TIP: Listen to customer complaints. I remember when I first started doing Web work. When I’d get a complaint, it would hurt my feelings and I’d get defensive and try to explain why what I was doing was the best way to do it. Then, something changed and I started seriously considering every complaint I received. After all, if one person complains, then there could be hundreds who had the same problem who didn’t take the time to say anything. Once I started doing this, some of my very best improvements, ideas and money-makers started coming from listening to customer complaints.

 Step 5: Don’t Be a One-Hit Wonder  

Once you’ve created one product, immediately put into place back end products. For example, if you’ve got a product that cleans the fuel system of a car like nothing else, then write an ebook on car care secrets. Something like, “Everything You Need to Know to Make Your Car Last 10 Years Longer.” You could sell it as an ebook. You could offer it as a teleclass. You could create a car care video and demonstrate all the ways to self-repair and maintain your car so that it lasts 10 years longer. You could have a car care email newsletter that helps you stay in contact with new customers so you can announce new products and services as they’re developed.  

A good example of evaluating your resources to create back-end products is what Marcia Lynn McClure and I did on her Web site. Marcia’s customers are readers who enjoy romance novels that don’t offend their moral sensitivities. They are typically women, married or not, often religious, who run the gambit from 16-year-old’s to 75-year-old grandmothers. These women have an insatiable appetite for romance without the shock of traditional dime-store romances. Because clean romances are hard to find, they’re always waiting with baited breath for Marcia’s next book.  

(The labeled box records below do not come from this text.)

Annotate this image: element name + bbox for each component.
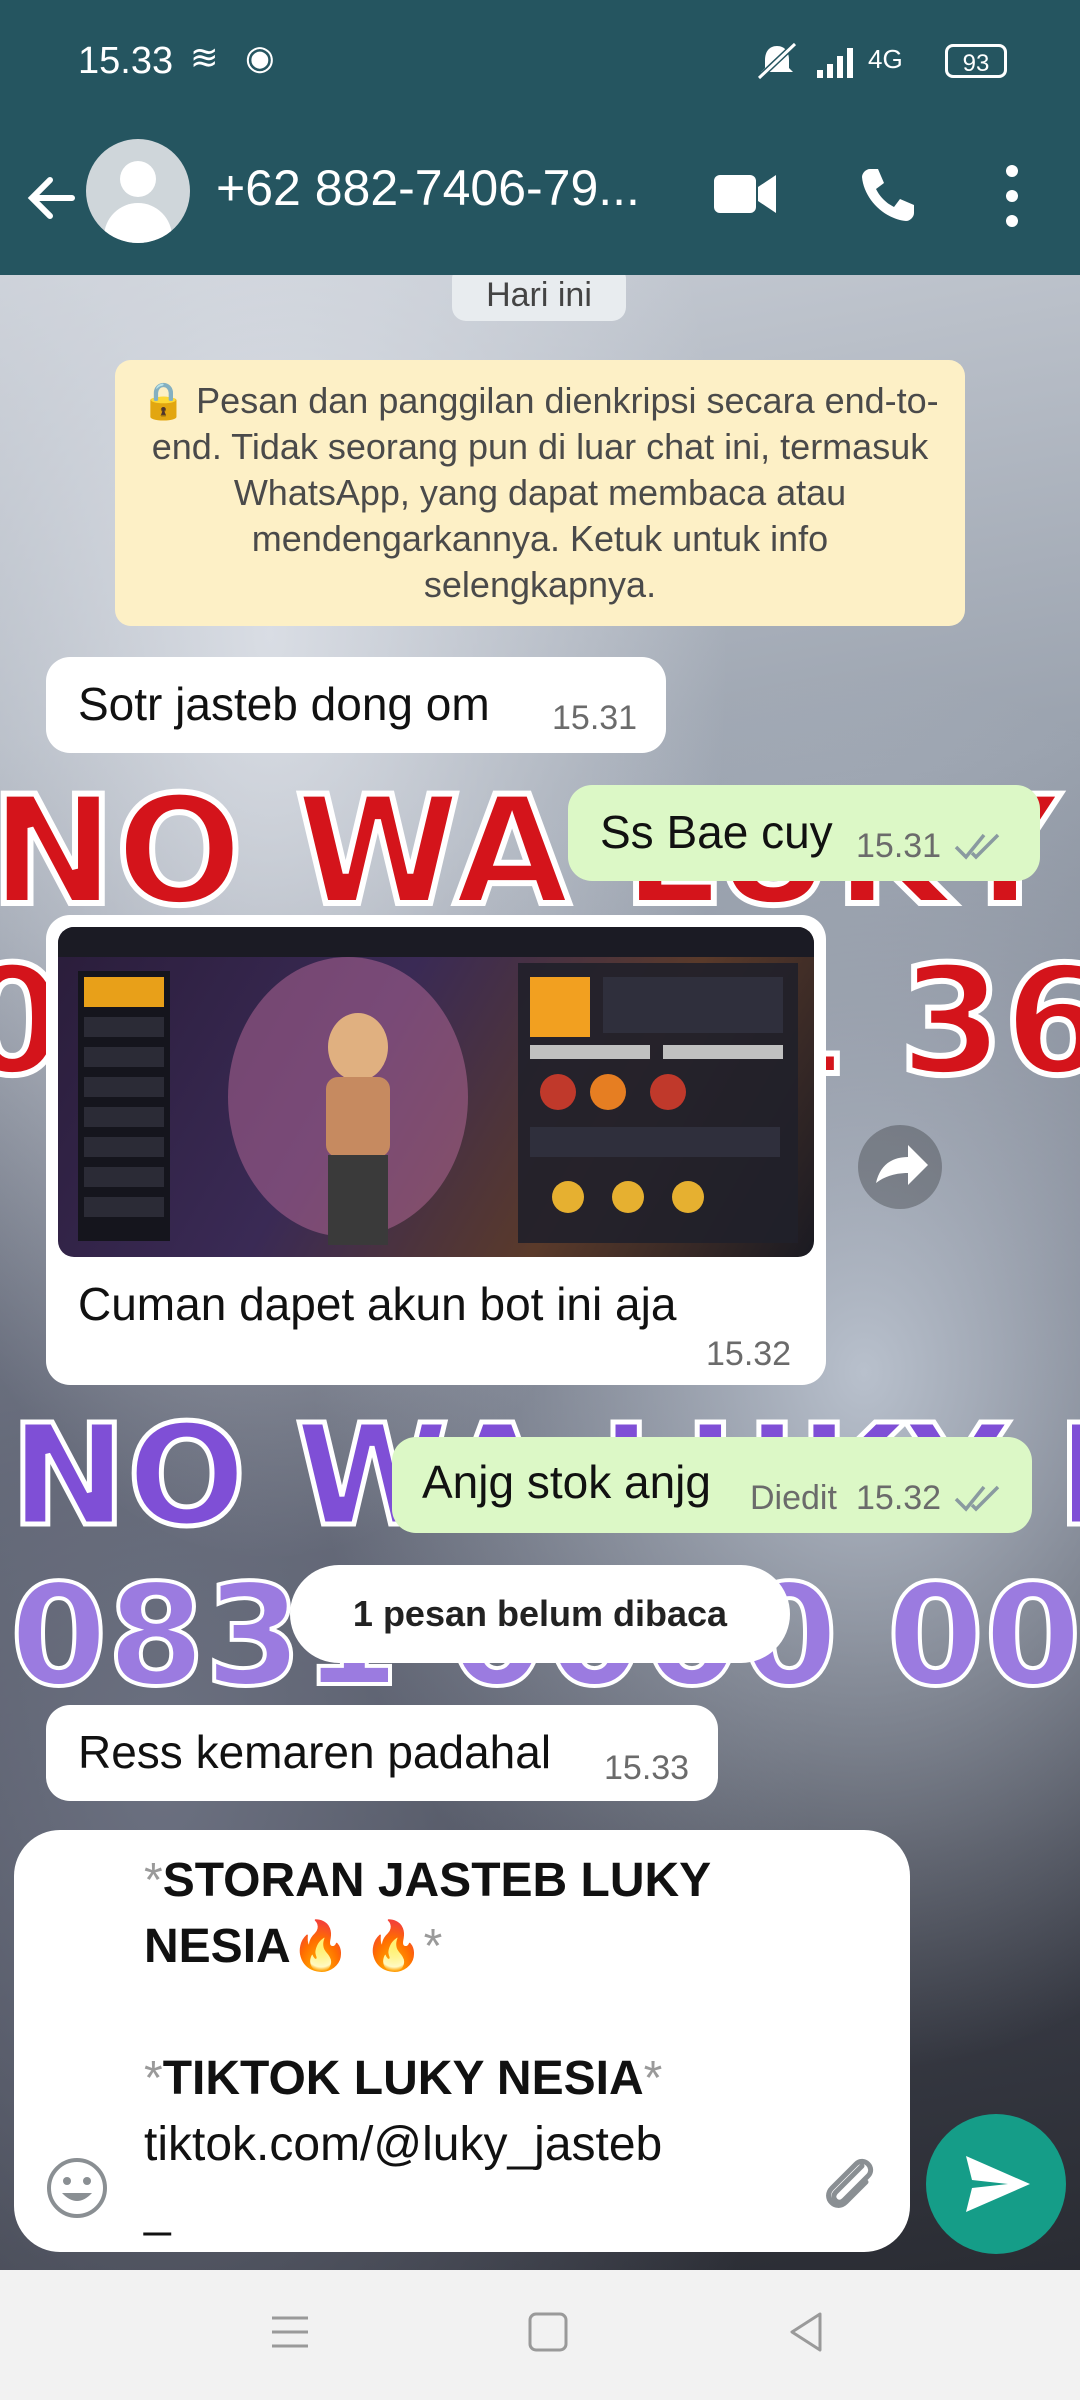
contact-name[interactable]: +62 882-7406-79... [216,159,666,217]
video-call-icon[interactable] [712,169,778,219]
message-text: Sotr jasteb dong om [78,678,490,730]
encryption-notice[interactable]: 🔒 Pesan dan panggilan dienkripsi secara … [115,360,965,626]
home-icon[interactable] [526,2310,570,2354]
image-message-bubble[interactable]: Cuman dapet akun bot ini aja 15.32 [46,915,826,1385]
read-receipt-icon [954,1485,1000,1512]
message-input[interactable]: *STORAN JASTEB LUKY NESIA🔥 🔥* *TIKTOK LU… [144,1848,864,2244]
attach-icon[interactable] [814,2150,884,2220]
message-bubble-outgoing[interactable]: Anjg stok anjg Diedit 15.32 [392,1437,1032,1533]
image-thumbnail[interactable] [58,927,814,1257]
menu-icon[interactable] [268,2310,312,2354]
message-text: Ress kemaren padahal [78,1726,552,1778]
contact-avatar[interactable] [86,139,190,243]
emoji-icon[interactable] [44,2155,110,2221]
mute-icon [756,42,798,81]
forward-icon[interactable] [858,1125,942,1209]
media-notification-icon: ◉ [245,39,275,77]
message-text: Ss Bae cuy [600,806,833,858]
app-notification-icon: ≋ [190,39,219,77]
message-bubble-incoming[interactable]: Sotr jasteb dong om 15.31 [46,657,666,753]
status-bar: 15.33 ≋ ◉ 4G 93 [0,0,1080,125]
unread-messages-divider: 1 pesan belum dibaca [290,1565,790,1663]
system-navigation-bar [0,2270,1080,2400]
message-time: 15.31 [552,699,638,737]
signal-icon [817,48,853,78]
message-text: Anjg stok anjg [422,1456,711,1508]
more-options-icon[interactable] [1000,161,1024,231]
message-time: 15.33 [604,1749,690,1787]
message-bubble-outgoing[interactable]: Ss Bae cuy 15.31 [568,785,1040,881]
voice-call-icon[interactable] [858,165,918,225]
message-time: 15.32 [856,1479,942,1517]
battery-indicator: 93 [945,44,1007,78]
edited-label: Diedit [750,1479,837,1517]
message-time: 15.31 [856,827,942,865]
message-time: 15.32 [706,1335,792,1373]
status-time: 15.33 [78,40,174,82]
image-caption: Cuman dapet akun bot ini aja [78,1278,677,1330]
chat-header: +62 882-7406-79... [0,125,1080,275]
message-compose-box[interactable]: *STORAN JASTEB LUKY NESIA🔥 🔥* *TIKTOK LU… [14,1830,910,2252]
send-button[interactable] [926,2114,1066,2254]
send-icon [966,2156,1030,2212]
date-divider: Hari ini [452,275,626,321]
back-nav-icon[interactable] [784,2310,828,2354]
network-type: 4G [868,44,903,74]
read-receipt-icon [954,833,1000,860]
back-arrow-icon[interactable] [22,163,82,233]
message-bubble-incoming[interactable]: Ress kemaren padahal 15.33 [46,1705,718,1801]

When I first met Marcia, we set to work evaluating what she had and what we could do to create some back-end revenue streams for her. She had a Web site and was taking orders with Paypal. The first thing we did was add a secure order form so she could take credit cards. This made a significant impact on her sales. Then, she told me she’d written nine novelettes for friends and family over the years and had done nothing with them. So, I suggested we create ebooks out of them and sell them on her site. Over the course of a year, she released these ebooks one at a time. It brought in a good flow of income and helped curb the voracious appetite of her readers.

Then, because her readers not only like her books, but also read other clean romance authors, we pooled our resources and created “The Clean Romance Club” at http://www.CleanRomanceClub.com so they could get some of my books as well, and we did a revenue split.  

Next, we created a fan site for Marcia called “Captivating Kisses” where her readers can keep up with what she’s working on, read sneak peeks of her new novels, be the first to read new ebooks or gain access to ebooks that she won’t sell anywhere else. They get everything from recipes to funny stories. They can even log on to live chats each month to visit with Marcia personally. It’s basically like playing in the sandbox with the most popular, fun and creative kid on the block.  

Now, when someone buys one of her books or checks one out at the library, they look in the back and see her Web site, visit it and find lots of backend products and services they’ll enjoy.  This is what you want to do. You want to lead people from one product or service to another. Make sure you know what your customers want and give it to them!